Home

Gerechtshof Amsterdam, 01-03-2022, ECLI:NL:GHAMS:2022:720, 20/00494

Gerechtshof Amsterdam, 01-03-2022, ECLI:NL:GHAMS:2022:720, 20/00494

Gegevens

Instantie
Gerechtshof Amsterdam
Datum uitspraak
1 maart 2022
Datum publicatie
16 maart 2022
ECLI
ECLI:NL:GHAMS:2022:720
Formele relaties
  • Eerste aanleg: ECLI:NL:RBNHO:2020:5190, Bekrachtiging/bevestiging
Zaaknummer
20/00494

Inhoudsindicatie

WOZ-waarde woning; reikwijdte artikel 7:4 Awb en artikel 40 lid 2 Wet WOZ; verkoopgegevens (bijna) buurpand.

Uitspraak

kenmerk 20/00494

1 maart 2022

uitspraak van de tweede meervoudige belastingkamer

op het hoger beroep van

[X] , woonachtig te [Z] , belanghebbende,

(gemachtigde: G. Gieben)

tegen de uitspraak in de zaak met kenmerk HAA 19/5426 van de rechtbank Noord-Holland (hierna: de rechtbank) in het geding tussen

belanghebbende

en

de heffingsambtenaar van de gemeente Velsen, de heffingsambtenaar.

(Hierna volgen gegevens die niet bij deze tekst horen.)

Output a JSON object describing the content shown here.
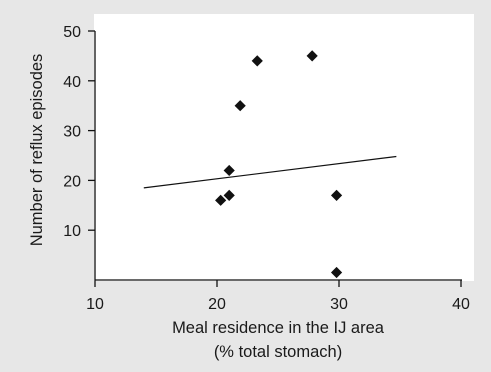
{
  "chart_data": {
    "type": "scatter",
    "title": "",
    "xlabel_lines": [
      "Meal residence in the IJ area",
      "(% total stomach)"
    ],
    "ylabel": "Number of reflux episodes",
    "xlim": [
      10,
      40
    ],
    "ylim": [
      0,
      50
    ],
    "xticks": [
      10,
      20,
      30,
      40
    ],
    "yticks": [
      10,
      20,
      30,
      40,
      50
    ],
    "grid": false,
    "legend": "none",
    "marker": "diamond",
    "marker_color": "#111111",
    "points": [
      {
        "x": 20.3,
        "y": 16
      },
      {
        "x": 21.0,
        "y": 17
      },
      {
        "x": 21.0,
        "y": 22
      },
      {
        "x": 21.9,
        "y": 35
      },
      {
        "x": 23.3,
        "y": 44
      },
      {
        "x": 27.8,
        "y": 45
      },
      {
        "x": 29.8,
        "y": 17
      },
      {
        "x": 29.8,
        "y": 1.5
      }
    ],
    "trend_line": {
      "x": [
        14,
        34.7
      ],
      "y": [
        18.5,
        24.8
      ]
    }
  }
}
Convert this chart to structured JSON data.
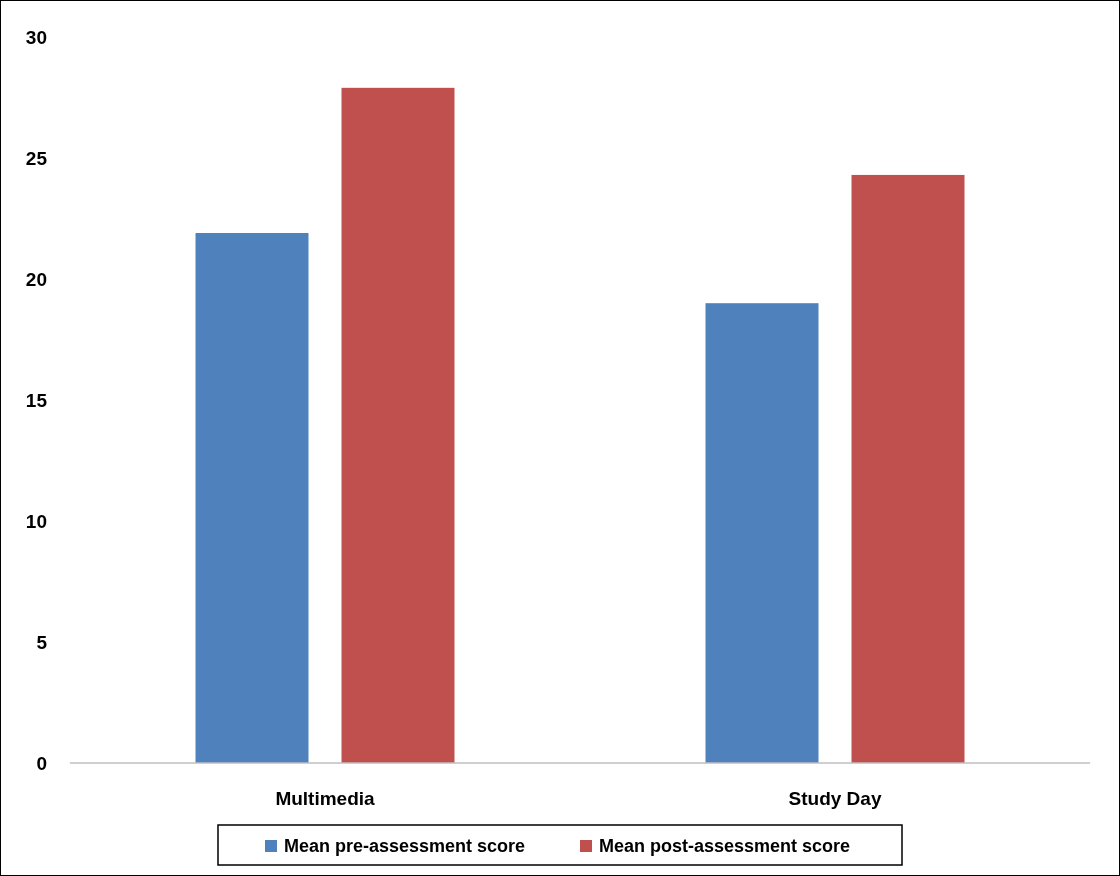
{
  "chart_data": {
    "type": "bar",
    "categories": [
      "Multimedia",
      "Study Day"
    ],
    "series": [
      {
        "name": "Mean pre-assessment score",
        "color": "#4f81bd",
        "values": [
          21.9,
          19.0
        ]
      },
      {
        "name": "Mean post-assessment score",
        "color": "#c0504d",
        "values": [
          27.9,
          24.3
        ]
      }
    ],
    "ylim": [
      0,
      30
    ],
    "yticks": [
      0,
      5,
      10,
      15,
      20,
      25,
      30
    ],
    "grid": false,
    "legend": "bottom"
  }
}
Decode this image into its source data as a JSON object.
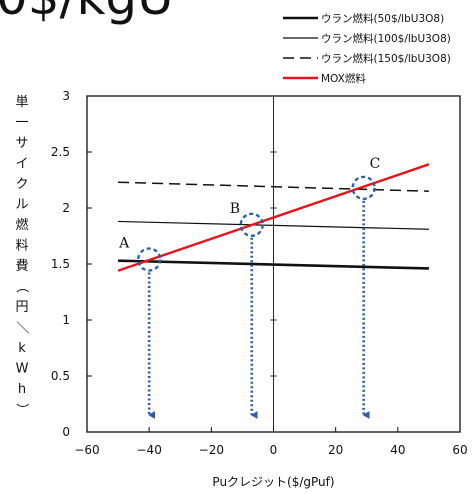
{
  "page": {
    "title": "0$/kgU"
  },
  "chart_data": {
    "type": "line",
    "title": "",
    "xlabel": "Puクレジット($/gPuf)",
    "ylabel": "単一サイクル燃料費（円／kWh）",
    "xlim": [
      -60,
      60
    ],
    "ylim": [
      0,
      3
    ],
    "x_ticks": [
      "−60",
      "−40",
      "−20",
      "0",
      "20",
      "40",
      "60"
    ],
    "y_ticks": [
      "0",
      "0.5",
      "1",
      "1.5",
      "2",
      "2.5",
      "3"
    ],
    "legend_position": "top-right",
    "series": [
      {
        "name": "ウラン燃料(50$/lbU3O8)",
        "style": "thick-solid",
        "color": "#111111",
        "x": [
          -50,
          50
        ],
        "y": [
          1.53,
          1.46
        ]
      },
      {
        "name": "ウラン燃料(100$/lbU3O8)",
        "style": "thin-solid",
        "color": "#111111",
        "x": [
          -50,
          50
        ],
        "y": [
          1.88,
          1.81
        ]
      },
      {
        "name": "ウラン燃料(150$/lbU3O8)",
        "style": "dashed",
        "color": "#111111",
        "x": [
          -50,
          50
        ],
        "y": [
          2.23,
          2.15
        ]
      },
      {
        "name": "MOX燃料",
        "style": "solid",
        "color": "#e8141b",
        "x": [
          -50,
          50
        ],
        "y": [
          1.44,
          2.39
        ]
      }
    ],
    "annotations": [
      {
        "label": "A",
        "x": -40,
        "y": 1.54
      },
      {
        "label": "B",
        "x": -7,
        "y": 1.85
      },
      {
        "label": "C",
        "x": 29,
        "y": 2.18
      }
    ],
    "arrow_color": "#2a5db0",
    "circle_color": "#2a5db0"
  }
}
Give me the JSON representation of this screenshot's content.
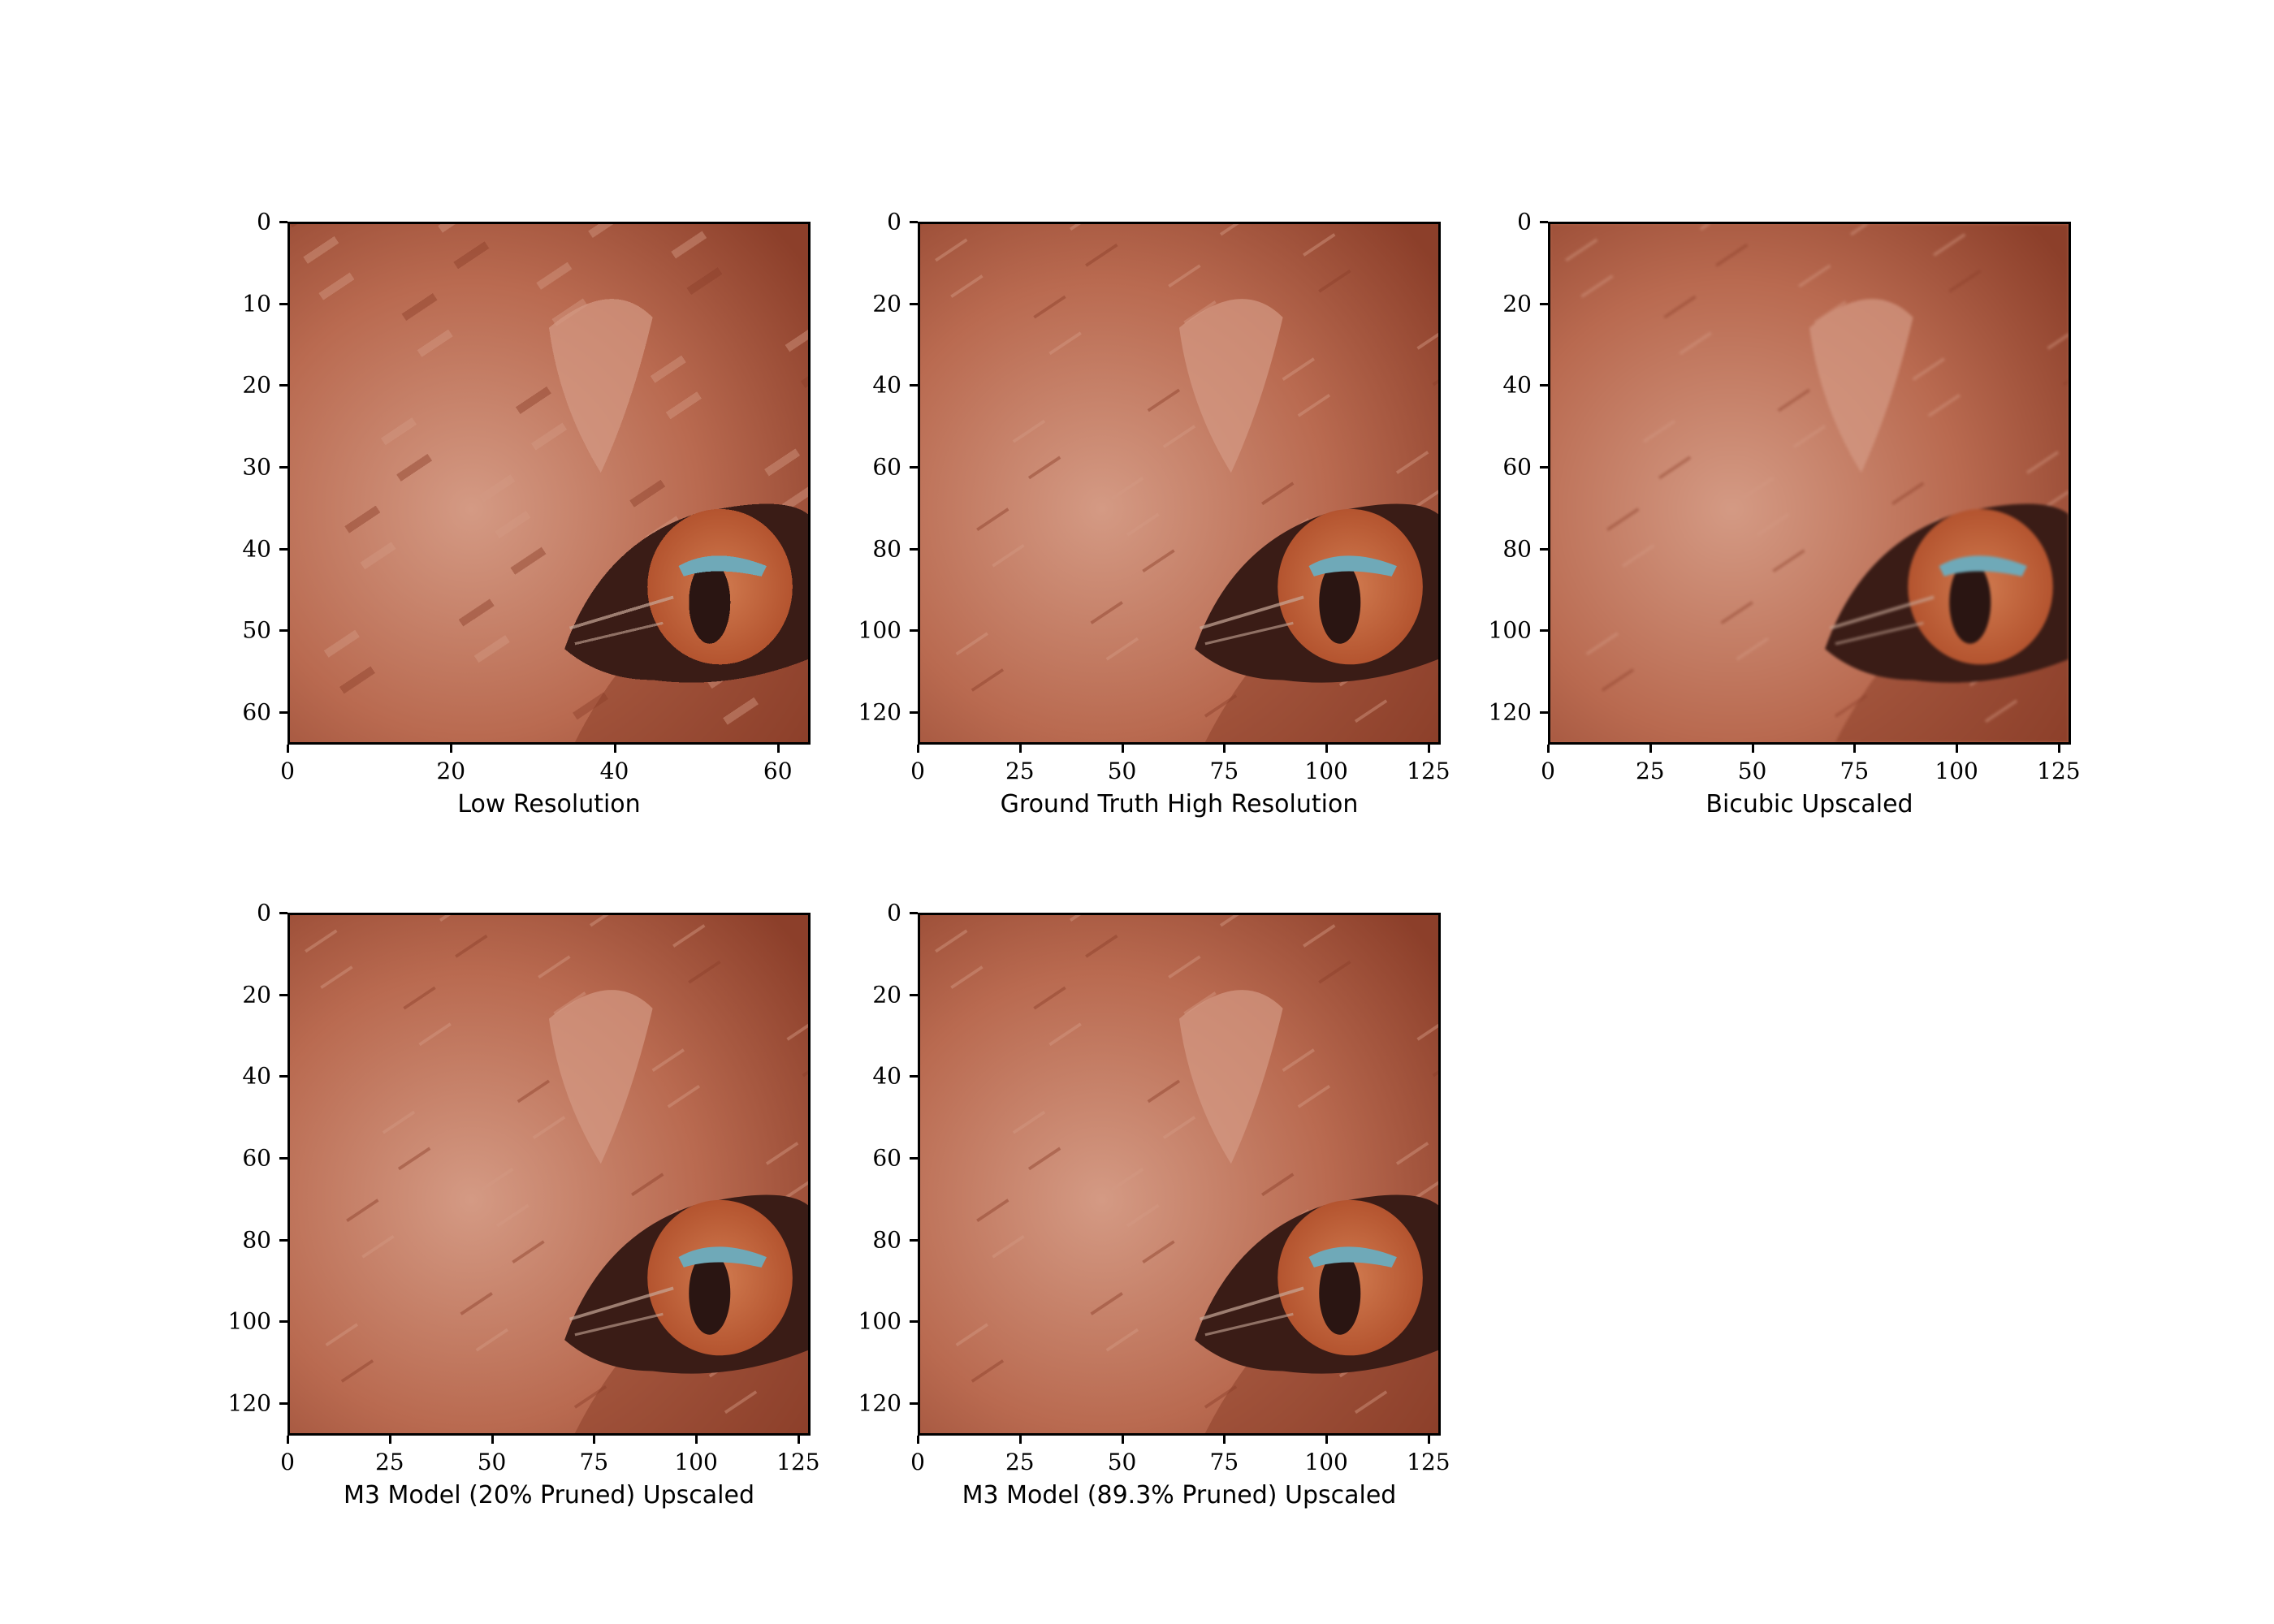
{
  "panels": [
    {
      "caption": "Low Resolution",
      "image_size": 64,
      "x_ticks": [
        0,
        20,
        40,
        60
      ],
      "y_ticks": [
        0,
        10,
        20,
        30,
        40,
        50,
        60
      ],
      "pixelated": true
    },
    {
      "caption": "Ground Truth High Resolution",
      "image_size": 128,
      "x_ticks": [
        0,
        25,
        50,
        75,
        100,
        125
      ],
      "y_ticks": [
        0,
        20,
        40,
        60,
        80,
        100,
        120
      ],
      "pixelated": false
    },
    {
      "caption": "Bicubic Upscaled",
      "image_size": 128,
      "x_ticks": [
        0,
        25,
        50,
        75,
        100,
        125
      ],
      "y_ticks": [
        0,
        20,
        40,
        60,
        80,
        100,
        120
      ],
      "pixelated": false
    },
    {
      "caption": "M3 Model (20% Pruned) Upscaled",
      "image_size": 128,
      "x_ticks": [
        0,
        25,
        50,
        75,
        100,
        125
      ],
      "y_ticks": [
        0,
        20,
        40,
        60,
        80,
        100,
        120
      ],
      "pixelated": false
    },
    {
      "caption": "M3 Model (89.3% Pruned) Upscaled",
      "image_size": 128,
      "x_ticks": [
        0,
        25,
        50,
        75,
        100,
        125
      ],
      "y_ticks": [
        0,
        20,
        40,
        60,
        80,
        100,
        120
      ],
      "pixelated": false
    }
  ],
  "colors": {
    "fur": "#b96a50",
    "fur_light": "#d49a84",
    "fur_dark": "#8c3f2a",
    "eye_ring": "#3a1c16",
    "iris": "#b4542f",
    "pupil": "#2a1512",
    "highlight": "#6fa9b8"
  }
}
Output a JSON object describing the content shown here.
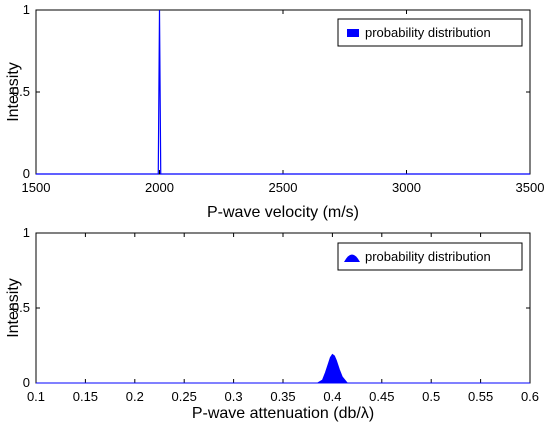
{
  "chart_data": [
    {
      "type": "line",
      "title": "",
      "xlabel": "P-wave velocity (m/s)",
      "ylabel": "Intensity",
      "xlim": [
        1500,
        3500
      ],
      "ylim": [
        0,
        1
      ],
      "xticks": [
        "1500",
        "2000",
        "2500",
        "3000",
        "3500"
      ],
      "yticks": [
        "0",
        "0.5",
        "1"
      ],
      "legend": {
        "position": "top-right"
      },
      "series": [
        {
          "name": "probability distribution",
          "color": "#0000ff",
          "x": [
            1500,
            1995,
            2000,
            2005,
            3500
          ],
          "y": [
            0,
            0,
            1,
            0,
            0
          ]
        }
      ],
      "grid": false
    },
    {
      "type": "area",
      "title": "",
      "xlabel": "P-wave attenuation (db/λ)",
      "ylabel": "Intensity",
      "xlim": [
        0.1,
        0.6
      ],
      "ylim": [
        0,
        1
      ],
      "xticks": [
        "0.1",
        "0.15",
        "0.2",
        "0.25",
        "0.3",
        "0.35",
        "0.4",
        "0.45",
        "0.5",
        "0.55",
        "0.6"
      ],
      "yticks": [
        "0",
        "0.5",
        "1"
      ],
      "legend": {
        "position": "top-right"
      },
      "series": [
        {
          "name": "probability distribution",
          "color": "#0000ff",
          "x": [
            0.1,
            0.385,
            0.39,
            0.393,
            0.396,
            0.398,
            0.4,
            0.402,
            0.404,
            0.407,
            0.41,
            0.415,
            0.6
          ],
          "y": [
            0,
            0,
            0.02,
            0.07,
            0.13,
            0.17,
            0.19,
            0.18,
            0.15,
            0.09,
            0.04,
            0,
            0
          ]
        }
      ],
      "grid": false
    }
  ]
}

1 Ontstaan en loop van het geding

1.1.

De heffingsambtenaar heeft bij beschikking krachtens artikel 22 van de Wet waardering onroerende zaken (hierna: de Wet WOZ) de waarde van de onroerende zaak [adres] te [plaatsnaam] (hierna: de woning) voor het kalenderjaar 2019 vastgesteld op € 317.000. In hetzelfde geschrift is de aanslag onroerendezaakbelasting 2019 bekendgemaakt.

1.2.

Met de uitspraak op het bezwaar van 17 september 2019 heeft de heffingsambtenaar het bezwaar van belanghebbende ongegrond verklaard.

1.3.

Belanghebbende heeft tegen deze uitspraak op bezwaar beroep ingesteld. In haar uitspraak van 17 juli 2020 heeft de rechtbank het beroep ongegrond verklaard.

1.4.

Het door belanghebbende tegen deze uitspraak ingestelde hoger beroep heeft het Hof ontvangen op 3 september 2020 en is nader aangevuld bij brief van 10 mei 2021. De heffingsambtenaar heeft een verweerschrift ingediend.

1.5.

Het onderzoek ter zitting heeft plaatsgevonden op 7 december 2021. Van het verhandelde ter zitting is een proces-verbaal opgemaakt dat met deze uitspraak wordt meegezonden.

2 Feiten

2.1.

De rechtbank heeft de volgende feiten vastgesteld:

Feiten

1. Eiser is eigenaar van de woning. De woning is een in 1991 gebouwde tussenwoning. De inhoud van de woning is 394 m³ (inclusief dakopbouw) en de oppervlakte van het perceel bedraagt 125 m². De woning is voorzien van een houten berging.”

2.2.

Nu de hiervoor vermelde feiten door partijen op zichzelf niet zijn bestreden, zal ook het Hof daarvan uitgaan.

3 Geschil in hoger beroep

3.1.

In geschil is of de waarde van de woning niet te hoog is vastgesteld. Voorts is in geschil of de heffingsambtenaar alle op de zaak betrekking hebbende stukken (tijdig) heeft overgelegd.

3.2.

Partijen doen hun standpunten steunen op de gronden die door hen zijn aangevoerd in de van hen afkomstige stukken.